Now one of the men who announced the discovery of the Piltdown Man fossils is likely to have been behind the infamous forgery, according to new analysis.
This new fossil, called Eoanthropus dawsoni — “Dawson’s dawn man” — supposedly showed a new evolutionary link between apes and humans.
The remains, with an ape-like jaw and braincase like a modern human, were stained dark reddish-brown like the gravel deposit they were recovered from.
Mr Dawson claimed to have discovered further evidence at a second site, close to the original, prior to his death in August 1916.
Doubts were immediately raised about the authenticity of the find, but it took the scientific community 40 years to unveil it as an elaborate hoax. When the remains were found to be a medieval human skull and ape’s jaw, suspicion for the hoax fell on Conan Doyle
He lived nearby and was a fossil collector, and even mused in his novel The Lost World about how easy it would be to create a fossil hoax.
Research has revealed the forgeries were created using a limited number of specimens, all constructed using a consistent method — suggesting the perpetrator acted alone.
It is highly likely that an orangutan specimen and at least two human skeletons were used to create the fakes, which are still kept at the Natural History Museum.
The work, which points the finger of suspicion firmly at Dawson, was undertaken by a team led by Liverpool John Moores University and used the latest scientific methods.
Dr Isabelle De Groote, from the university and lead author on the paper which is published in Royal Society Open Science, said the results point to a clear conclusion.
“Although multiple individuals have been accused of producing the fake fossils, our analyses to understand the modus operandi show consistency between all the different specimens and on both sites,” she said.
“It is clear from our analysis that this work was likely all carried out by one forger: Charles Dawson.”

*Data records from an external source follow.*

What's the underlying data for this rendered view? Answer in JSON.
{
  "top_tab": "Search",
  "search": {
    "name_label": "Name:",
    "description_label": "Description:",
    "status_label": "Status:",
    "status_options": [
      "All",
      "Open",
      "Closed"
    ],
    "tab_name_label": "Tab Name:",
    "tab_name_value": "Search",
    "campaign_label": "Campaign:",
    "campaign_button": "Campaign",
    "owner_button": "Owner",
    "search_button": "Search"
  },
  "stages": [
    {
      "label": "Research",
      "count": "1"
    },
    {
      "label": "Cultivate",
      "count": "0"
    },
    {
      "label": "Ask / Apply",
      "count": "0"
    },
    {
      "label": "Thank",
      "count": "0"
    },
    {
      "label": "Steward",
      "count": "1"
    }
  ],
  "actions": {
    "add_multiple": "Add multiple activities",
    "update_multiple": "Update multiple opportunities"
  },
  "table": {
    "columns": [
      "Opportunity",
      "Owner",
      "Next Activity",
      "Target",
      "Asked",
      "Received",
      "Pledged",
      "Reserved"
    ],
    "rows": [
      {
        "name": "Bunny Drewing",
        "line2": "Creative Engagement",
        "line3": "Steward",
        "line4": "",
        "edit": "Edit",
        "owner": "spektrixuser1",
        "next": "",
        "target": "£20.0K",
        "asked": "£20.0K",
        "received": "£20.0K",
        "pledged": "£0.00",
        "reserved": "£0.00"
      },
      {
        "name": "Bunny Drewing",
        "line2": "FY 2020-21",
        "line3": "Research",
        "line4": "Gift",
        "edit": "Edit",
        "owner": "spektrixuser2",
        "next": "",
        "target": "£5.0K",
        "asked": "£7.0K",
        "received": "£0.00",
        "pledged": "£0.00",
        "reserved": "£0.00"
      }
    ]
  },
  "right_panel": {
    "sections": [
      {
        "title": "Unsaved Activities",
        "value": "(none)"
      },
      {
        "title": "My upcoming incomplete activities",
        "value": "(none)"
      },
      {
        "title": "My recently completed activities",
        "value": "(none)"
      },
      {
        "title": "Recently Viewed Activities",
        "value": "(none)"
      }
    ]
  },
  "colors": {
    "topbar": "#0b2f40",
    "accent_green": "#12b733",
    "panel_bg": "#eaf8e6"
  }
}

DNA analysis found that both the canine tooth planted at the first Piltdown site and the molar from the second probably came from one orangutan.
The shape and form of the molar from the second Piltdown site was almost certainly from the other side of the jawbone planted in the first site.
3D X-ray imaging scans showed that many of the bones and a tooth were filled with Piltdown gravel and the openings plugged with small pebbles.
Holes in the skull bones were filled with dental putty, which was also used to re-set the teeth in the jaw and to reconstruct one of the teeth that fell apart while it was being ground down.
Chris Stringer, human origins expert at the Natural History Museum, said: “Our work shows that a century on, we can add a new chapter to the Piltdown story through new investigative techniques.
“For example we found surprising evidence that the forger had even removed the molars in order to modify them, and had then replaced them in the jawbone.”
New genetic and morphological evidence which suggests a single hoaxer created the Piltdown Man is published in Royal Society Open Science.